Guggenheim has traveled to Cuba more than 80 times and has worked closely with marine scientists there. He recently addressed the Southeast Florida Climate Summit in Key West and, while there, spoke with Nancy Klingener about coral reefs, climate change and the underwater connections with Cuba.
How does climate change affect coral reefs?
Coral reefs are sensitive to a lot of things. And climate change brings with it elevated water temperatures. And corals, it’s believed, are already near the top of their thermal tolerance, the hottest water that they can stand. And once it’s pushed up a little bit higher, what they do is they expel something called a zooxanthella. It’s an algae that lives within the coral. It’s a symbiotic relationship — the algae gets a home and the coral actually gets food produced by the algae. For some reason, when it gets too hot, the zooxanthellae are turned loose. The coral looks white. It looks dead, but it’s still alive. It’s just in a very weakened state. And in some cases, if it goes on too long, the corals can die.
What are the connections between Cuba’s coral reefs and those here in South Florida?
Well, we’re downstream from Cuba. And there are studies that show that, quite literally, Cuban fish grow up to be American fish. So we’re very well connected underwater, despite the political rhetoric which always referred to the Straits of Florida as separating us. We nutty marine biologists see it the other way around. We see those waters as really tightly connecting us and there, unfortunately, hasn’t been enough research done to really understand and appreciate the depth and breadth of those connections. We know sea turtles share the same waters. We know sharks and whales and many other creatures who don’t carry passports or apply for visas regularly make those crossings. Even manatees have been discovered to have made the crossing from Florida to Cuba. So it’s really important for us to think about not their reefs and our reefs here but the ecoystem that we all share.
What’s it like to dive in Cuba, compared to diving in South Florida?

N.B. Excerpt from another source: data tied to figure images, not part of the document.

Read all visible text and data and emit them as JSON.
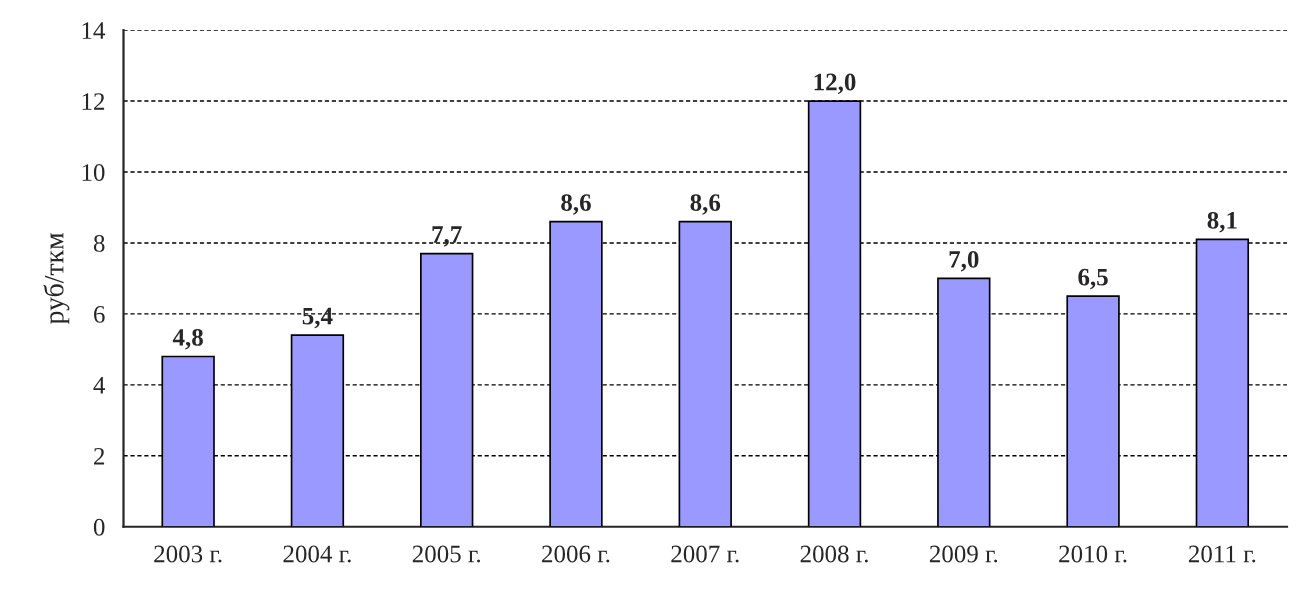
{
  "chart_data": {
    "type": "bar",
    "ylabel": "руб/ткм",
    "categories": [
      "2003 г.",
      "2004 г.",
      "2005 г.",
      "2006 г.",
      "2007 г.",
      "2008 г.",
      "2009 г.",
      "2010 г.",
      "2011 г."
    ],
    "values": [
      4.8,
      5.4,
      7.7,
      8.6,
      8.6,
      12.0,
      7.0,
      6.5,
      8.1
    ],
    "value_labels": [
      "4,8",
      "5,4",
      "7,7",
      "8,6",
      "8,6",
      "12,0",
      "7,0",
      "6,5",
      "8,1"
    ],
    "color": "#9999ff",
    "ylim": [
      0,
      14
    ],
    "yticks": [
      0,
      2,
      4,
      6,
      8,
      10,
      12,
      14
    ],
    "grid": "y",
    "line_style": "dashed"
  }
}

You know, it is like diving in South Florida — but 40 years ago. I’ve called Cuba a living time machine. I still remember diving in the Keys as a young teenager. I went to a marine science camp called Seacamp on Big Pine Key and it changed my life forever, seeing this beautiful elkhorn coral. That species is now considered 95 percent extinct in the Caribbean by NOAA, the National Oceanic and Atmospheric Administration. It’s like the poster child of coral in the Caribbean and it’s also, sadly, the poster child of coral extinction. And when I go down to Cuba, I see it without a single sign of disease, absolutely healthy and abundant and part of a barrier reef system that goes on for more than 30 miles. So I’m astounded. And at the same time I look the other way and there’s sharks swimming by me, large predators, grouper, Goliath grouper. Many of these endangered and critically endangered species — which is as endangered as you get before you disappear altogether — some of these animals, I hadn’t seen in years until I went to Cuba. So it gave me hope. It kind of came to my spiritual rescue at a time when I really needed it and was losing hope about the future of our coral reefs.